Sgt Nightingale was handed an 18-month custodial sentence in November for illegally possessing a pistol and ammunition but was released three weeks later after appealing against his sentence.
His family is hoping to also appeal against the conviction and clear his name, and yesterday the father of two met lawyers to discuss plans for the new appeal.
At a meeting in London, which Sgt Nightingale attended with his father Humphrey, the SAS sniper was told there was a "a high degree of confidence" his convictions would be quashed, his lawyer Simon McKay said today.
Solicitor-advocate Mr McKay said: "We had a positive conference with William Clegg QC and I will now be taking steps to notify the Court of Appeal that my client wishes to proceed with his appeal against conviction."
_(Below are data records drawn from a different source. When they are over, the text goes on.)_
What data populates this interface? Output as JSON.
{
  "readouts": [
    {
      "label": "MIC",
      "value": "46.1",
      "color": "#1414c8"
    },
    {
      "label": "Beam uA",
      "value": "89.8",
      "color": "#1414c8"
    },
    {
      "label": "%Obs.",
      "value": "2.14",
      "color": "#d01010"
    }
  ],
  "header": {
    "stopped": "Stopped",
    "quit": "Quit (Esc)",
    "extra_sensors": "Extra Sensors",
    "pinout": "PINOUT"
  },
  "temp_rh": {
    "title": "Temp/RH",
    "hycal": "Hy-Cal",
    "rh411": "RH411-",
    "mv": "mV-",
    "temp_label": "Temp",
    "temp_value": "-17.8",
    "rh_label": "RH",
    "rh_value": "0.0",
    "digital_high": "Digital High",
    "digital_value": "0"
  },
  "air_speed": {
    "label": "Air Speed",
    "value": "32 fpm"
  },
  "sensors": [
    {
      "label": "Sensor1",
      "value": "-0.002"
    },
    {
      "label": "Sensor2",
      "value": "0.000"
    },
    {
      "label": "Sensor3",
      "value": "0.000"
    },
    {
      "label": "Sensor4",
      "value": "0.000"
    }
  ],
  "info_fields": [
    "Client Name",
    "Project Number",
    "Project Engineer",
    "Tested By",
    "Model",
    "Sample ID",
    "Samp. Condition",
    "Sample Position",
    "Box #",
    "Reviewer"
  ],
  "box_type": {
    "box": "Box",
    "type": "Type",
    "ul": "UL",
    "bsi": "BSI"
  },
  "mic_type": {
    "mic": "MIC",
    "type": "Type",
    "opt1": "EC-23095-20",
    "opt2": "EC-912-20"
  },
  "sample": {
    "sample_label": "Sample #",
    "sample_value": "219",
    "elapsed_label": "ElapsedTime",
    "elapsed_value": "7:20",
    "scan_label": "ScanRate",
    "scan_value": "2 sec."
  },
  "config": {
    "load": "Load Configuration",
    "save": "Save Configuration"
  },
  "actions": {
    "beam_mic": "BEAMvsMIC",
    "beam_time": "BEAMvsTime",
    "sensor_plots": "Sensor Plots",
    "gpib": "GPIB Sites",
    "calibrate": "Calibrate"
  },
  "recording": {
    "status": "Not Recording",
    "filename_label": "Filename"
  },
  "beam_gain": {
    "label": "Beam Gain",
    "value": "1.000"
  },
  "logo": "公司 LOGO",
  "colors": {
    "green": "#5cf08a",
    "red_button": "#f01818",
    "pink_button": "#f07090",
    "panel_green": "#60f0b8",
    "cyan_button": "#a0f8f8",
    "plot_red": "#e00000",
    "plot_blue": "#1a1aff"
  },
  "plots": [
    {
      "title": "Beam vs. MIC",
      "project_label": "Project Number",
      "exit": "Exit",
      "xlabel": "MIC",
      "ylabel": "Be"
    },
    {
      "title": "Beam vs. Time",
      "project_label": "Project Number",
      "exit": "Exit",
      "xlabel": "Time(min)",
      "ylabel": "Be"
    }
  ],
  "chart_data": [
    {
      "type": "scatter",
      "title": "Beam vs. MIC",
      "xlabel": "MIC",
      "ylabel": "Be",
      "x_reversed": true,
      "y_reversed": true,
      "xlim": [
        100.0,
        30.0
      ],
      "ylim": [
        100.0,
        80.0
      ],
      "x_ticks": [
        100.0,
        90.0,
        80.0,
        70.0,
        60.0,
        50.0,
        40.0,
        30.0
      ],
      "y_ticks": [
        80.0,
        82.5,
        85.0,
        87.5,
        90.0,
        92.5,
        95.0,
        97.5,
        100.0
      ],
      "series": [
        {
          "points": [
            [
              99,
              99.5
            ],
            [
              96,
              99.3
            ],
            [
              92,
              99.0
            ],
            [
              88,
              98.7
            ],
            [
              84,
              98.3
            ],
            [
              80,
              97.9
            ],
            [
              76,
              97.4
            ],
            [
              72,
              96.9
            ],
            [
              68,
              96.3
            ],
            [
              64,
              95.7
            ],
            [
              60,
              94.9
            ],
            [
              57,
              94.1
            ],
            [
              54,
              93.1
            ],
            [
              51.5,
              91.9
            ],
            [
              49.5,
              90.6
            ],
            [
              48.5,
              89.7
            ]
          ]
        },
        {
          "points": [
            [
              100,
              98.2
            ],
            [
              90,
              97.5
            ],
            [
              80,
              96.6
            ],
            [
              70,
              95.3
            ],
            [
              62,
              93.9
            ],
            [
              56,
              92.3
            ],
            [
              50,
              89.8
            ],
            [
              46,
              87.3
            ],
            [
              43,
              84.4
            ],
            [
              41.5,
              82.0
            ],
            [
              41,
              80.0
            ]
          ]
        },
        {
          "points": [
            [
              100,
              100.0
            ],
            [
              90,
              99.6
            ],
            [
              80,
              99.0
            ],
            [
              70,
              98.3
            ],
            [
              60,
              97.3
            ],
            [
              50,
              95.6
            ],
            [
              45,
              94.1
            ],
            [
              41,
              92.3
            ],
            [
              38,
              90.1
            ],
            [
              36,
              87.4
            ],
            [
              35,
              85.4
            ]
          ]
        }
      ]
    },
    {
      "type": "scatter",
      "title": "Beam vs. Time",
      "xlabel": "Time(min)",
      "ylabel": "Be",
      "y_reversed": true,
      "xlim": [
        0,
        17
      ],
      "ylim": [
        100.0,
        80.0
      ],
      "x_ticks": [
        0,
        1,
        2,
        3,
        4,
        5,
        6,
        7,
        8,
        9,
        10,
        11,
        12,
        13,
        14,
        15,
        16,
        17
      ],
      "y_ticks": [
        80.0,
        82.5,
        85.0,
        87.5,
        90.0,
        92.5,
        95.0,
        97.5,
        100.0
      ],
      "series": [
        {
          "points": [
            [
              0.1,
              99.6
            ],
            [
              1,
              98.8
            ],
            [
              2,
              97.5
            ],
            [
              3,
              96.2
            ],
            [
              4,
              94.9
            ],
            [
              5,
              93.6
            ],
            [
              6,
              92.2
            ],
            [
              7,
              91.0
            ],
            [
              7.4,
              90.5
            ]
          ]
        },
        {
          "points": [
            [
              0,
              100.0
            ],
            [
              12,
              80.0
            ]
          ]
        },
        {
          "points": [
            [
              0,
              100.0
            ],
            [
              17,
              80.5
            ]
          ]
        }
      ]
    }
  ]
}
Sergeant Danny Nightingale has returned to work today after being released from jail last week.
Talking to BBC Breakfast, his wife Sally said he had been put back on the payroll but would now have to undergo tests regarding a brain injury which affected his memory.
The SAS sniper was released after having his conviction illegally possessing a pistol and ammunition overturned by three appeal judges.
SAS sniper Danny Nightingale is enjoying his first weekend at home after being released from jail following his appeal victory.
The 37-year-old received a hero's return as he arrived back at his home in Crewe late last night, with family and friends gathered alongside a large "Welcome Back" banner.
Sergeant Nightingale told reporters he would spend the weekend with his family before renewing the fight to clear his name.
Sgt Nightingale was originally given 18 months' military detention for illegally possessing a pistol and ammunition, before three appeal judges cut the term to a suspended 12 months on Thursday, prompting his release.
SAS Sergeant Danny Nightingale, who was freed after having his 18-month sentence for illegally possessing a gun reduced on appeal, has told ITV News that he held onto the weapon for so long because of "the hectic pace of life."
He said: "I'd just brought my best friend home in a coffin. It was an emotional period."